Practice Professionalism and Instill Notions of Respect and Courtesy in all Posts

  • Maintain confidentiality.
  • Do not post confidential, proprietary, or protected information about a person or an entity.
  • Use good ethical judgment.
  • Follow federal guidelines and institutional policies, helping to guide these entities for the greater good when you see a need for change.
  • Regard, value, and recognize the different perspectives of others.
  • Seek inclusiveness.
  • Regard and value contributions, and recognize the advantage of a discussion with your followers, even when you don’t agree. Constructive criticism can be useful, but refrain from engaging in dialogue that could disparage colleagues, competitors, or critics.
  • Even if you provide a disclaimer saying your views are your own, be respectful and don’t post anything you would be uncomfortable saying in a public setting. 
  • Be thoughtful in the account-naming conventions you use to be sure they exhibit discretion, thoughtfulness, and respect for your colleagues and your social media supporter/community.

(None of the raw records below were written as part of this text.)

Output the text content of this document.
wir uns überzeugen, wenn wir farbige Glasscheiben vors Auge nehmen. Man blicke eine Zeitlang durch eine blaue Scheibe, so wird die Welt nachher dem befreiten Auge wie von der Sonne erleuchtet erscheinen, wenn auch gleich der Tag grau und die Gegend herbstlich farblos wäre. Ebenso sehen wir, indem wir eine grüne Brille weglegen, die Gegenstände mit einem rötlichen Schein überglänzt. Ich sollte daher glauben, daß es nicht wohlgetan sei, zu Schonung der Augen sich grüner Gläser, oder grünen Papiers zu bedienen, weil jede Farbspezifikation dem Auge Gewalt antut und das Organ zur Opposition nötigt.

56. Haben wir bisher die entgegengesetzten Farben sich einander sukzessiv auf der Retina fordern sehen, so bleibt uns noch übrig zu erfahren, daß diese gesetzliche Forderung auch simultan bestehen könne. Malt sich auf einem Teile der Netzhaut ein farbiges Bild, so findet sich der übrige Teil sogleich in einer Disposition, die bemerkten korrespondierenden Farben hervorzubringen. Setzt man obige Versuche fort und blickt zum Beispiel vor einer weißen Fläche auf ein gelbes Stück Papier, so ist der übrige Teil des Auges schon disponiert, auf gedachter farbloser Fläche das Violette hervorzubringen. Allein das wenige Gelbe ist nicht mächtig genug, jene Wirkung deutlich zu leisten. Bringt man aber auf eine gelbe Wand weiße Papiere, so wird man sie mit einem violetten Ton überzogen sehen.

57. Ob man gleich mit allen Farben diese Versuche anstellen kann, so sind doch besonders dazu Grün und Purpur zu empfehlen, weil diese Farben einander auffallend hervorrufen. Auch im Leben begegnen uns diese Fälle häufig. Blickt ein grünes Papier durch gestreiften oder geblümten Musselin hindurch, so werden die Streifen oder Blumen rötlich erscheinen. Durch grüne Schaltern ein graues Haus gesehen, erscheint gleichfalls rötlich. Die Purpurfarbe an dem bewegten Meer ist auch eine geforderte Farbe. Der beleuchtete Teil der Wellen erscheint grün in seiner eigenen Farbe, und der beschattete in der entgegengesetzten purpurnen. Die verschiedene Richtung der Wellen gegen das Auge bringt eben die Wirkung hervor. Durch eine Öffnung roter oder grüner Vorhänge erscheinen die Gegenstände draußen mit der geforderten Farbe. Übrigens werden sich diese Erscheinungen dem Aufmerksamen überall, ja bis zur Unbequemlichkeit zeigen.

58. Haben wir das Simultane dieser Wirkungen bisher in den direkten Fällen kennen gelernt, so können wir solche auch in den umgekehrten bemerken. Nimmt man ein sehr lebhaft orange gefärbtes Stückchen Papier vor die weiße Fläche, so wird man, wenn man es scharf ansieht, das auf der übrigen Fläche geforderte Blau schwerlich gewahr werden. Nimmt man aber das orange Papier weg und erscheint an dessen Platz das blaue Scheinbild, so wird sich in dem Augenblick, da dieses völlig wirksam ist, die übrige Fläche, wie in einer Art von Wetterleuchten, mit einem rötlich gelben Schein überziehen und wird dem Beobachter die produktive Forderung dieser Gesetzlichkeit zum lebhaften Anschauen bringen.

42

Be Trustworthy and Transparent in Your Posts

  • Be transparent and up front about your role and goals for your post.
  • Evaluate the accuracy and truth of your posting before making it public.
  • Strive for accuracy, correcting errors quickly and visibly.
  • If you have questions about whether it is appropriate to write about certain material, ask someone you respect for advice.
  • Choose words and exhibit online behaviors that are consistent and reflect the highest ethical standards of integrity, truthfulness, and ethics.
  • Check your ego at the door, and post with honesty, openness, and respectfulness.
  • If you find out something you’ve posted is untrue after you post it, retract and correct it as quickly as possible.

Set Learning Goals for your Posts

  • Work, learn, and strive for excellence.
  • Share both successes and mistakes.
  • Expect and set a continuous learning process for yourself.
  • Recognize that no one has all the answers and points of view will vary.
  • Remind yourself about copyright and other legal restrictions, such as the use of logos and trademarked or copyrighted materials.
  • Remind others to seek permission to use materials that are not their own.
  • Read the terms of service at least once a year because they can change.

Protect Yourself and Your Work Product

  • Exercise common sense in any online activity, realizing that anyone can access and view what you have posted.
  • Protect your identity. Don’t provide personal information about yourself or others that scam artists and identity thieves might steal.
  • Everything is public. There’s no such thing as a “private” social media site.
  • Read the terms of service before you sign up for any new service.
  • Master the privacy settings, and pay attention if the options change.
  • Remember that search engines can turn up your posts years later. Don’t post something today that may haunt you later.

Create the Image of Being a Team Player

  • Foster positive working relationships through inclusive approaches. That is, seek input and involvement from those who respond to your statements and ideas. Ask others to comment on your ideas, or comment respectfully on theirs.
  • Avoid publicly discussing or speculating on institutional, departmental, or other policies or operations. Find alternative ways to create change for an institution when you think it is needed instead of ranting about it online.
  • Create a posting environment that allows you to stretch your thinking beyond what even you thought was possible, and publicly acknowledge your changed thinking.
  • Accept responsibility and accountability for your ideas. Admit your mistakes.
  • Place the greater good above your personal goals by thinking twice before you post a derogatory statement about a friend or follower.